How universities help at home
Dr. Hewage says the success of such research projects is due to the collaborative environment at UBC Okanagan. When researchers join local partners, both communities benefit.
UBC Okanagan students Wijayasekera and Paudel conducted research in partnership with the City of Kelowna. Dr. Hewage says such collaborations ensure research has practical applications and can make tangible change.
“The partnership with the City of Kelowna has been instrumental in our research,” he says. “It provides real-world data and challenges we can address through our studies. This collaboration ensures our research has practical applications and can make tangible change.”

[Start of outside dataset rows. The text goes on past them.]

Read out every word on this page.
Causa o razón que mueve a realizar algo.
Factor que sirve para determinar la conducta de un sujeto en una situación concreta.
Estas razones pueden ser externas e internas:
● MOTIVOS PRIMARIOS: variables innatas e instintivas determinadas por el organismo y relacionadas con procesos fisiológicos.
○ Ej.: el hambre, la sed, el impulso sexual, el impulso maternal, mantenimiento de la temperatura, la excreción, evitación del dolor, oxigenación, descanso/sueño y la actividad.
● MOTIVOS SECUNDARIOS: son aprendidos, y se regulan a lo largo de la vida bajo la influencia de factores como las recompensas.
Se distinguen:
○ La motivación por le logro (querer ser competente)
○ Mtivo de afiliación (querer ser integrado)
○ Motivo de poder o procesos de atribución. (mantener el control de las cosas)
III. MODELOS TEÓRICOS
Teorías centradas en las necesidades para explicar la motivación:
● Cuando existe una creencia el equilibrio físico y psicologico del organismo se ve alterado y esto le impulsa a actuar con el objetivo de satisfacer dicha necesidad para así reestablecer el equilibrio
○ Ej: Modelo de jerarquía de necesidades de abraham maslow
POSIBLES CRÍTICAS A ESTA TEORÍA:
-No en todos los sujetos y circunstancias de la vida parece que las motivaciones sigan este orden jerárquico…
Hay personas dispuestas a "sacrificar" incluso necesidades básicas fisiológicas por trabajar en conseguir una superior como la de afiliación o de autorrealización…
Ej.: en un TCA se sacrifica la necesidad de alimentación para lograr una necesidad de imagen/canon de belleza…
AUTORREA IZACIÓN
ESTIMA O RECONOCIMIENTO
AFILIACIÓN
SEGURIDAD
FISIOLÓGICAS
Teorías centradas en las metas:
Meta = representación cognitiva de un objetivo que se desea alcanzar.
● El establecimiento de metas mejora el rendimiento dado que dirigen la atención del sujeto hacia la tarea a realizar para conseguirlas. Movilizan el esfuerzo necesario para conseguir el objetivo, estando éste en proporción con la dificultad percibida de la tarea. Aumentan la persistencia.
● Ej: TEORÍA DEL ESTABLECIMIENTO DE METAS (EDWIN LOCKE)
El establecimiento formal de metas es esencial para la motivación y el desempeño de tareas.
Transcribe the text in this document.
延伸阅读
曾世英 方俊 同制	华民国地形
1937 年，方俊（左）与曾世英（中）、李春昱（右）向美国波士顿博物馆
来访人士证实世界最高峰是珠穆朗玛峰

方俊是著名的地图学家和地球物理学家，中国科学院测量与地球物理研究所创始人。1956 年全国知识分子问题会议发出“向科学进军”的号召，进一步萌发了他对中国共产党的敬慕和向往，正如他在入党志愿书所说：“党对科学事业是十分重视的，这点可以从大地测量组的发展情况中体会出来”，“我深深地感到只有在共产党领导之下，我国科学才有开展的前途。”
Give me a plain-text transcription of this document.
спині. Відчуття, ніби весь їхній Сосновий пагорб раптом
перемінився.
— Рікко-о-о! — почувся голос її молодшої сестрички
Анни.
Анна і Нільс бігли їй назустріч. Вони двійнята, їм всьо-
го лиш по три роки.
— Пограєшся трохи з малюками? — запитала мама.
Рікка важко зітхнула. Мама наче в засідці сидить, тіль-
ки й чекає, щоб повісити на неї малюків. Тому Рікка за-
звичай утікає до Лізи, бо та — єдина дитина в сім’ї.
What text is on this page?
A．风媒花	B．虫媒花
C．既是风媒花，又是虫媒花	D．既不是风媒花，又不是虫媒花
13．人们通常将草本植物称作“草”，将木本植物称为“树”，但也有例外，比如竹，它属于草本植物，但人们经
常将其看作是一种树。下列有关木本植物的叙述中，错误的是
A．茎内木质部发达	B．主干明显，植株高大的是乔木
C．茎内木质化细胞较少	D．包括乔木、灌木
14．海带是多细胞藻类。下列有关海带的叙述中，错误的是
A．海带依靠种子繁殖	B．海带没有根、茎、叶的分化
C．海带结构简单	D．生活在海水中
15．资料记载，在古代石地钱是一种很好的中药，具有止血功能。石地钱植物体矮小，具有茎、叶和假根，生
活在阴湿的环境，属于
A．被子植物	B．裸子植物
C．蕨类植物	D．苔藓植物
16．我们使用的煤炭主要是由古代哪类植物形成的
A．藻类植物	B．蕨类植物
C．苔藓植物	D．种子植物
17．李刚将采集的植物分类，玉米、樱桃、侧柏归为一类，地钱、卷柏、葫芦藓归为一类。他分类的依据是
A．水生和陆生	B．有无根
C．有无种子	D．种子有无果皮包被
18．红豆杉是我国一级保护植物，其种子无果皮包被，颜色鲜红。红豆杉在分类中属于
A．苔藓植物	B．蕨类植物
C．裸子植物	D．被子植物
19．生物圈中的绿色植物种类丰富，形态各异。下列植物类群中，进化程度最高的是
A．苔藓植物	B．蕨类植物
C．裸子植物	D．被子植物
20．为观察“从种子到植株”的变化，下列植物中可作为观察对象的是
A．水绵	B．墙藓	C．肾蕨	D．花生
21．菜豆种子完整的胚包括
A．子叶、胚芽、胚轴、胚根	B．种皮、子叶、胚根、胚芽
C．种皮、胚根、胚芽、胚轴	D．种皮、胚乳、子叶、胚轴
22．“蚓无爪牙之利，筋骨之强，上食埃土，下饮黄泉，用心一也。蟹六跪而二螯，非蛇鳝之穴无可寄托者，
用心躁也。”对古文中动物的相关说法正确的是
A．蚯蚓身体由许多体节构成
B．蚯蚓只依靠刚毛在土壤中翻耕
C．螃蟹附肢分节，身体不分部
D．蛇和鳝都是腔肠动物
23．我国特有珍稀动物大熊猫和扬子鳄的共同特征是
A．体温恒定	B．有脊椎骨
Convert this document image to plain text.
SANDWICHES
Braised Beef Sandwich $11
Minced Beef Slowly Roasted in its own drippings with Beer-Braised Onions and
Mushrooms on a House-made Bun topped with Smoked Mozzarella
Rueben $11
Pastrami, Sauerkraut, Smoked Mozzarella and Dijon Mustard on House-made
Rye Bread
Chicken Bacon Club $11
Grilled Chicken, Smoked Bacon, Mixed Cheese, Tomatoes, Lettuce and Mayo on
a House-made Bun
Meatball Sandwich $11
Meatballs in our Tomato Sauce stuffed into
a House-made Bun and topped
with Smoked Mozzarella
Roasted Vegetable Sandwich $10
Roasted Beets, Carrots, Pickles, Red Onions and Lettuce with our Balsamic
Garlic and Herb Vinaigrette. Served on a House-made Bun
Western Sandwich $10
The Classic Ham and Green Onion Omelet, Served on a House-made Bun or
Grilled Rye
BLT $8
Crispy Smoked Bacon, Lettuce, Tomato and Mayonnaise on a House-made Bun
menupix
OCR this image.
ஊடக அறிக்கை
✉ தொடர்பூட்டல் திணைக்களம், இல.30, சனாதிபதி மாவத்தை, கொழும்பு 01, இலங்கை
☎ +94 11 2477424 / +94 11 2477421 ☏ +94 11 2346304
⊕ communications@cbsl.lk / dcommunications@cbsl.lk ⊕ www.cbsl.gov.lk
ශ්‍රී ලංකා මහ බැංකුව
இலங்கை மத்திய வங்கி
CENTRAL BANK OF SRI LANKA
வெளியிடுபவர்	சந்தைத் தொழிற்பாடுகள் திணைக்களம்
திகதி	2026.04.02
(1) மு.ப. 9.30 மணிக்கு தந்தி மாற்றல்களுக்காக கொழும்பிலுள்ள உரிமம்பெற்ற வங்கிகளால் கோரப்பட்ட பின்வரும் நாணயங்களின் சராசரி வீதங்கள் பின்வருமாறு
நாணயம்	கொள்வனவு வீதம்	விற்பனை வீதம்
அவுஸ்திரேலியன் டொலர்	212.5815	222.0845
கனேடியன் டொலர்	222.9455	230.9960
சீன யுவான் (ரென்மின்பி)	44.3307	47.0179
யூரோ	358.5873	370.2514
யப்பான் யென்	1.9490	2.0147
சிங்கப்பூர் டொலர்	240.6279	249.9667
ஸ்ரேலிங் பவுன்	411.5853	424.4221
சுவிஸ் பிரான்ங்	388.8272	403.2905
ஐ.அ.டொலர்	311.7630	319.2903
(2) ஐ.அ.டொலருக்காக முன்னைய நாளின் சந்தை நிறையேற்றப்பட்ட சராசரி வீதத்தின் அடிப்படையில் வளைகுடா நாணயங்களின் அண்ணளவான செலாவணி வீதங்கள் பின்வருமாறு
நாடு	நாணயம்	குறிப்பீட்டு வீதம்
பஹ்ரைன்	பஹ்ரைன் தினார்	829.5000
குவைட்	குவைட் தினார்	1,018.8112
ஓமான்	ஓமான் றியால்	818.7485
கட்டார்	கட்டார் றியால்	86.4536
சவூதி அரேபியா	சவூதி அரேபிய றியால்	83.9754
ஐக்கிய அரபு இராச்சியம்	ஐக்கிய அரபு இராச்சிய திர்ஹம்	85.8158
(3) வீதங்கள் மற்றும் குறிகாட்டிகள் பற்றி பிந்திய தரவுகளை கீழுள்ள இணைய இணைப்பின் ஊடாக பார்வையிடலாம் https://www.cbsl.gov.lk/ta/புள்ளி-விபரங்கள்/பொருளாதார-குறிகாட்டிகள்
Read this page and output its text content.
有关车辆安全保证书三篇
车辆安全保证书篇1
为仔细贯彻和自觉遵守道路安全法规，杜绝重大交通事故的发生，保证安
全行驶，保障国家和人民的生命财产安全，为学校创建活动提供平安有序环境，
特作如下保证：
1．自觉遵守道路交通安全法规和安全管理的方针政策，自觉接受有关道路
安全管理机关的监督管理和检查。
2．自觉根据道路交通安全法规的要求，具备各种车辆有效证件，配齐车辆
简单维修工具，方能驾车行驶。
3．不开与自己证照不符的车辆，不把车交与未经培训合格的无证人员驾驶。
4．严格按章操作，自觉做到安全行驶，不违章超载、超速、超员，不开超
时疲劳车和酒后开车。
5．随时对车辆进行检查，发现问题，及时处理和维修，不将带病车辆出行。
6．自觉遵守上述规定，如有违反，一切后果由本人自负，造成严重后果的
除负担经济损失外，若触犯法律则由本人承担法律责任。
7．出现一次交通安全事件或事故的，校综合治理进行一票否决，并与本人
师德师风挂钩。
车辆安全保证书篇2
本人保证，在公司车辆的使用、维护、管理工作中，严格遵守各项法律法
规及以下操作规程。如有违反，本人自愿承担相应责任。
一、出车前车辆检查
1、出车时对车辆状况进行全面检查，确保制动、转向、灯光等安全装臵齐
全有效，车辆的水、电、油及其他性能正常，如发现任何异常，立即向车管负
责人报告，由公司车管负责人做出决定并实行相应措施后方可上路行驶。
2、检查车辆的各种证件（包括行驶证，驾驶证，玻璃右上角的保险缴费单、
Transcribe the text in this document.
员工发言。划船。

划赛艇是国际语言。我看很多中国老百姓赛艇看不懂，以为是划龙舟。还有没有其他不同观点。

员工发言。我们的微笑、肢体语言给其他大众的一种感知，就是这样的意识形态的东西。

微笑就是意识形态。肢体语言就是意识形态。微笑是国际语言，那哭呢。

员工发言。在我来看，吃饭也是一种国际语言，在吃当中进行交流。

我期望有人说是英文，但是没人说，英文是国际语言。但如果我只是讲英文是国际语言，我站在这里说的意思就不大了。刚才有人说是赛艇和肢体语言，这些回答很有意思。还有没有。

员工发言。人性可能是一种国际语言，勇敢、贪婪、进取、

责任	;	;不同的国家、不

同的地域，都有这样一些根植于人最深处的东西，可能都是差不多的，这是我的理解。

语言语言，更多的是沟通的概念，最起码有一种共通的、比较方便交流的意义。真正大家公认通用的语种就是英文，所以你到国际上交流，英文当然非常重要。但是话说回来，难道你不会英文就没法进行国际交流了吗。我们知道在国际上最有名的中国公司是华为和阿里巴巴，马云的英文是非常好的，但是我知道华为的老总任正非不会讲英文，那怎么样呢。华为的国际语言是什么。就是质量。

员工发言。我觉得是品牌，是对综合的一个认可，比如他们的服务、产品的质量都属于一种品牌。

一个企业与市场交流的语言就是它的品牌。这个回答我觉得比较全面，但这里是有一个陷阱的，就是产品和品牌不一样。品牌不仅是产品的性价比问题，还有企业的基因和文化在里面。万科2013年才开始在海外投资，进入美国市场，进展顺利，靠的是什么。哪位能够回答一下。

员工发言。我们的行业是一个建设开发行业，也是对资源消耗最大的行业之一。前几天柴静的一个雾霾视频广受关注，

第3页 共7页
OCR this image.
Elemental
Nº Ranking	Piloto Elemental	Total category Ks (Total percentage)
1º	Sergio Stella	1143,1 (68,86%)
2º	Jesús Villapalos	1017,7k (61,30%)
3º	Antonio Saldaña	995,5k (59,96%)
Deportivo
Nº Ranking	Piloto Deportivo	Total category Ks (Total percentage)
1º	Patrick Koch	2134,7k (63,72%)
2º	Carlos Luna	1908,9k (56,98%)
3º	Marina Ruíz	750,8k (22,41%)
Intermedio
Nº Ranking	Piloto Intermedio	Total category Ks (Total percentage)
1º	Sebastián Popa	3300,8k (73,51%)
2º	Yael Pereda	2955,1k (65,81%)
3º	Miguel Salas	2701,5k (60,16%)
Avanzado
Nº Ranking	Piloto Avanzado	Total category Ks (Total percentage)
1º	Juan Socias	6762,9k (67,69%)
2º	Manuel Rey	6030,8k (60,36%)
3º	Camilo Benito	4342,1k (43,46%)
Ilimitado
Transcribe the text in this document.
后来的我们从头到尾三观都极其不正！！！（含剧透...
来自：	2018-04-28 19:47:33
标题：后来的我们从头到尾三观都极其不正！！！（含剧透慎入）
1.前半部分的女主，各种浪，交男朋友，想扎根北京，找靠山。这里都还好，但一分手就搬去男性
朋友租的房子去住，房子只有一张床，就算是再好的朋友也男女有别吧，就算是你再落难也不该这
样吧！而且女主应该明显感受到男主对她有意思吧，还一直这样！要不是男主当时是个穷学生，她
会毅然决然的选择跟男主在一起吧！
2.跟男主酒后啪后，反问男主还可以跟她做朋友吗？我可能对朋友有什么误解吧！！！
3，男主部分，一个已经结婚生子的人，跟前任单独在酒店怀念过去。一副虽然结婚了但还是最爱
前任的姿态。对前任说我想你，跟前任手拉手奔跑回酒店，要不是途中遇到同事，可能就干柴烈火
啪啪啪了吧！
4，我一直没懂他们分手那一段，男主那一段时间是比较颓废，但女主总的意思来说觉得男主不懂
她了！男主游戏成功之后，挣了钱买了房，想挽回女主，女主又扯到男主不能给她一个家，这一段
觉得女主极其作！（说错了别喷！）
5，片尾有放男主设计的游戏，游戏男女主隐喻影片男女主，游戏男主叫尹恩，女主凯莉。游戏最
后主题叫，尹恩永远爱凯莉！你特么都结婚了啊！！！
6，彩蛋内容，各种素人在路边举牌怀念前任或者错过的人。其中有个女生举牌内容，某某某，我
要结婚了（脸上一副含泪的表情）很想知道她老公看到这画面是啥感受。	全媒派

Mike Kittmer, the City of Kelowna’s Transit and Programs Manager, notes the importance of this partnership in navigating essential decisions that affect the community.
“Electrifying the BC Transit fleet is an opportunity to contribute to the city’s climate goals,” he says. “Partnering with UBC Okanagan to investigate technologies like rapid battery charging allows us to leverage academia to better understand the role these technologies may play in transitioning away from fossil fuel-powered buses.
“This is one way that the Central Okanagan can be a centre for innovation with BC Transit.”
As UBCO continues to innovate and collaborate, Dr. Hewage and his team promote lifecycle thinking to ensure all angles are considered.
“Lifecycle thinking allows us to pinpoint areas for improvement,” Dr. Hewage says. “We may not be able to do everything at once, but by focusing on one thing at a time while considering what still needs to be done, we can make significant progress.
“Embracing lifecycle thinking can steer us toward a cleaner environment, stronger economy and healthier society.”